Review Question - QID 217002

This patient on long-term therapy with natalizumab, who presents with subacute neurological deficits (difficulty concentrating, weakness, and loss of coordination) and a confluent white matter lesion on MRI likely has progressive multifocal leukoencephalopathy (PML). PML is caused by the reactivation of the John Cunningham (JC) virus, a DNA polyomavirus.

Natalizumab is a humanized monoclonal antibody against alpha-4-integrin that inhibits cell adhesion molecules that guide T-lymphocyte movement into organs. This immunosuppressive medication is used for the treatment of multiple sclerosis and Crohn disease. However, long-term use of this medication is associated with the reactivation of the JC virus, which destroys oligodendrocytes and causes the widespread central nervous system (CNS) demyelination seen in PML. PML presents with subacute neurological deficits that include hemiparesis or monoparesis, ataxia, and altered mental status. The risk of natalizumab-associated PML increases with the length of time on the therapy and increases with pre-treatment seropositivity for anti-JC virus antibodies. Treatment is to stop the agent and initiate plasmapheresis.

Bloomgren et al. quantify the risk of developing natalizumab-associated progressive multifocal leukoencephalopathy and identify key risk-factors to be anti-JC virus antibodies, prior use of immunosuppressants, and increased duration of natalizumab treatment.

Figure/Illustration A shows a T2-weighted-Fluid-Attentuated-Inversion-Recovery (T2-FLAIR) magnetic resonance imaging (MRI) sequence. In this sequence, cerebrospinal fluid (CSF) is dark, normal white matter is dark gray, cortex is light gray, fat is bright, and inflammation is bright. There is an extensive area of hyperintensity (red arrow) in the subcortical regions of the right frontoparietal lobe that is characteristic of inflammation due to destruction of oligodendrocytes by JC virus in PML.

Incorrect Answers:
Answer 1: Acute disseminated encephalomyelitis (ADEM) is an autoimmune inflammatory demyelination of the central nervous system that is usually secondary to infection or vaccination. ADEM generally presents with acute, progressive, multifocal neurological deficits including changes in cognition, ataxia, sensory deficits, motor deficits, and cranial neuropathy. In this patient with a more subacute presentation of neurological deficits, long-term natalizumab use, and no recent history of infection, PML is more likely than ADEM.

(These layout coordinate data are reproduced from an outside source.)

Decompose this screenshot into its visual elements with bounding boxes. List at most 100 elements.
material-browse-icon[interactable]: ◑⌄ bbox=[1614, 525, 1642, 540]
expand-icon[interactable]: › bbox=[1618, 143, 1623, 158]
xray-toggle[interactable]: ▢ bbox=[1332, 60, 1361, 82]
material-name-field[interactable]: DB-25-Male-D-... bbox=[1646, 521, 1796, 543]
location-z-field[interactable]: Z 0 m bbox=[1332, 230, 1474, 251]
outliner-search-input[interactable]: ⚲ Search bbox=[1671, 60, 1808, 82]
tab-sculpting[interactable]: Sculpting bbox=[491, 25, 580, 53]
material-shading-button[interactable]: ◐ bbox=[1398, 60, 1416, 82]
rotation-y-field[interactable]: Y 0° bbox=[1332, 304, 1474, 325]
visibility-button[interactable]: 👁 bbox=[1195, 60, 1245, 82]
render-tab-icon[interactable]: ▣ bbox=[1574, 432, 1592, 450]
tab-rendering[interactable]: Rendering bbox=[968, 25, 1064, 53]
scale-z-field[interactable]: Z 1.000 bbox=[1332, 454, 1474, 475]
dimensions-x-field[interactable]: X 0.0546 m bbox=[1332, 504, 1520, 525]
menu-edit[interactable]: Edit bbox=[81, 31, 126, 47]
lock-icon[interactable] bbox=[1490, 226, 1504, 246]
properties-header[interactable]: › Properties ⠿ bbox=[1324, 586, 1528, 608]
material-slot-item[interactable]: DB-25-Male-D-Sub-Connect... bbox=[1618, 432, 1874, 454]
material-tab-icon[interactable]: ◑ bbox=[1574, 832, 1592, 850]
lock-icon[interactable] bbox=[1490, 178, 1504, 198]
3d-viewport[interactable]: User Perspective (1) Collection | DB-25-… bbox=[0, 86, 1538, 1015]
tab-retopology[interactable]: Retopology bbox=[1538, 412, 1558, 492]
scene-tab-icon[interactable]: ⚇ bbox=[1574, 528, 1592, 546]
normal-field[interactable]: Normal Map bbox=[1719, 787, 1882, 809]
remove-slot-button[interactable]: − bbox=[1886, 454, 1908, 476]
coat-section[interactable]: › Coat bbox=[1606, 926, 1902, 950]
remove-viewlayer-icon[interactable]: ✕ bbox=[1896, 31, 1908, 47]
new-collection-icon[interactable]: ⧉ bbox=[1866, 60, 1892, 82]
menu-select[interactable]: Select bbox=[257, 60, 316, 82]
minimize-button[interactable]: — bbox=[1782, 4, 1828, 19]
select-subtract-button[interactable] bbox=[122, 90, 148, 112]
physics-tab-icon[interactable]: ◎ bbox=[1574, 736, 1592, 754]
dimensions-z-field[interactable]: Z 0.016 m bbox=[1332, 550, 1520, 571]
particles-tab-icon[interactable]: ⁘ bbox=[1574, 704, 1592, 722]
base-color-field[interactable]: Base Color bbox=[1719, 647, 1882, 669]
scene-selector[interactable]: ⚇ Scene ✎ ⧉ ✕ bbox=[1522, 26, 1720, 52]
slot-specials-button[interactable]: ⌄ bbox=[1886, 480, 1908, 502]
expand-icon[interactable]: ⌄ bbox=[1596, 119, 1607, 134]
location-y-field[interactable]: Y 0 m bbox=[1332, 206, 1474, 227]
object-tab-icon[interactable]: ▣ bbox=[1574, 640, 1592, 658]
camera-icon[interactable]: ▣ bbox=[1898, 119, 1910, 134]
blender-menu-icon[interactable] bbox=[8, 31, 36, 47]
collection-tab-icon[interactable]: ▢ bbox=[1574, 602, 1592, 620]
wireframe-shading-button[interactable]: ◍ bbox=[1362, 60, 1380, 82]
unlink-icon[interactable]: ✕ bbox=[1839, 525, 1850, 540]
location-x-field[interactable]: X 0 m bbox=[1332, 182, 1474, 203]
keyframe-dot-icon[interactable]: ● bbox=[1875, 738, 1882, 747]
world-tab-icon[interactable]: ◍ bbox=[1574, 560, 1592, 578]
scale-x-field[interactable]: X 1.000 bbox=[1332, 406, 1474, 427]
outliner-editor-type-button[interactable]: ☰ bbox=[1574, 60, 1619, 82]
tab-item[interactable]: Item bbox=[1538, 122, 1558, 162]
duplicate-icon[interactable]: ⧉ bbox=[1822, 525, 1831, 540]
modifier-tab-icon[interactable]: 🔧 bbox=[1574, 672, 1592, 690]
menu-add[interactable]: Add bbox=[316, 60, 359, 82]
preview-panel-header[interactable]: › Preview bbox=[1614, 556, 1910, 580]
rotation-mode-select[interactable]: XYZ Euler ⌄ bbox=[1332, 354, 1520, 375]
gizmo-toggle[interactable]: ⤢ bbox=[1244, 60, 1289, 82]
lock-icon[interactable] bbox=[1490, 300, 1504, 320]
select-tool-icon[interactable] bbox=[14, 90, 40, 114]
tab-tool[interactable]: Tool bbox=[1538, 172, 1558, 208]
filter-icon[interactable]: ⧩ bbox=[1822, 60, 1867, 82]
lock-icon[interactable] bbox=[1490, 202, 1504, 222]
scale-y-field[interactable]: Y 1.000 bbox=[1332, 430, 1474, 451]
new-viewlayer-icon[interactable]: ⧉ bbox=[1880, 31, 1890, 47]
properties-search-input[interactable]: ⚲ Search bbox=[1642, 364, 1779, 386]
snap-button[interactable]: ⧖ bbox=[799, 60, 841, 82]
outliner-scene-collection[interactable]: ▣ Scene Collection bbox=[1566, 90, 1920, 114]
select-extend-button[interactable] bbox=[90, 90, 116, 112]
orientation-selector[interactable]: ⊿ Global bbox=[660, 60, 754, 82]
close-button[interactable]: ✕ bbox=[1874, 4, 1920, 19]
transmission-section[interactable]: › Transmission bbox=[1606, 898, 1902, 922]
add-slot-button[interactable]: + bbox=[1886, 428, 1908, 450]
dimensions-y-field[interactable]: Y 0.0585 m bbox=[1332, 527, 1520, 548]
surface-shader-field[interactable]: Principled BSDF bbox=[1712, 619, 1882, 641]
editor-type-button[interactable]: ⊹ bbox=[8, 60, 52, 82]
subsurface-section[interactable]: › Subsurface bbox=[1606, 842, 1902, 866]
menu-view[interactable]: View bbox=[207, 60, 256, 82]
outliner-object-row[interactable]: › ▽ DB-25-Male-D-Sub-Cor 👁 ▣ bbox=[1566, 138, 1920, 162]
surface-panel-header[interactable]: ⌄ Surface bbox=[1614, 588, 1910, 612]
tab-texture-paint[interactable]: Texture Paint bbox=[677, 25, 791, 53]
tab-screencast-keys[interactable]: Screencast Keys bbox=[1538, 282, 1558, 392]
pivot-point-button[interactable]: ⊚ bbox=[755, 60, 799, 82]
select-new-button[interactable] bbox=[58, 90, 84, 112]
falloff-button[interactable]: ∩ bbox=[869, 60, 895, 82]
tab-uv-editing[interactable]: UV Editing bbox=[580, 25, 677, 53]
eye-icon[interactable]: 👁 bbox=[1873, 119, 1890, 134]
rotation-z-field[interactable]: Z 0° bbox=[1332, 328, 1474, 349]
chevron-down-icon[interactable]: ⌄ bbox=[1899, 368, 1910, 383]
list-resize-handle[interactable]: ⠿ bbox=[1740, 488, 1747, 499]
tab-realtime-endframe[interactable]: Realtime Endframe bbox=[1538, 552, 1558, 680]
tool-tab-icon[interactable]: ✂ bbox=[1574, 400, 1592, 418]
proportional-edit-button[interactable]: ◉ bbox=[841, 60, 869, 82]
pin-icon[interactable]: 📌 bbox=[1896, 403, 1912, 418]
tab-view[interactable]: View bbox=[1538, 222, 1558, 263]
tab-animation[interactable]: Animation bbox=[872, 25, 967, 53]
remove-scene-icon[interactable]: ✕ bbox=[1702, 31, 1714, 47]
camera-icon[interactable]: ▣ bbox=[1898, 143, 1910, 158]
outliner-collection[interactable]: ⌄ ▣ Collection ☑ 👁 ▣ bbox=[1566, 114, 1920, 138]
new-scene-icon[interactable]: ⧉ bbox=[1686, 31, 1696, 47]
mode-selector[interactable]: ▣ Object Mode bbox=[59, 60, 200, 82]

Answer 2: Arylsulfatase deficiency leads to an inability to degrade sulfatides and myelin breakdown, and is the enzyme deficiency underlying the autosomal recessive lysosomal storage disease, metachromatic leukodystrophy (MLD). The adult form of MLD can present as a progressive dementia or psychiatric disorder. However, this disease usually has a more insidious course than the subacute presentation seen in this patient.

Answer 3: An autoantibody against aquaporin-4 (AQP-4) is associated with neuromyelitis optica (NMO). Classically, NMO is a monophasic illness that presents with the triad of optic neuritis, longitudinally extensive myelitis, and anti-AQP4 autoantibody. This patient’s subacute presentation, lack of symptoms of optic neuritis, and confluent white matter lesion on MRI are more suggestive of PML. Of note, while natalizumab is an effective medication for MS, it is not effective for NMO.

Answer 5: A multiple sclerosis (MS) relapse may present with multifocal neurological deficits similar to in this patient, including changes in cognition, coordination, and weakness. However, in this patient on the immunosuppressant medication natalizumab and with confluent lesions on her T2-FLAIR MRI sequence, PML is more likely.

Bullet Summary:
Long term use of natalizumab can lead to reactivation of latent JC virus and progressive multifocal leukoencephalopathy.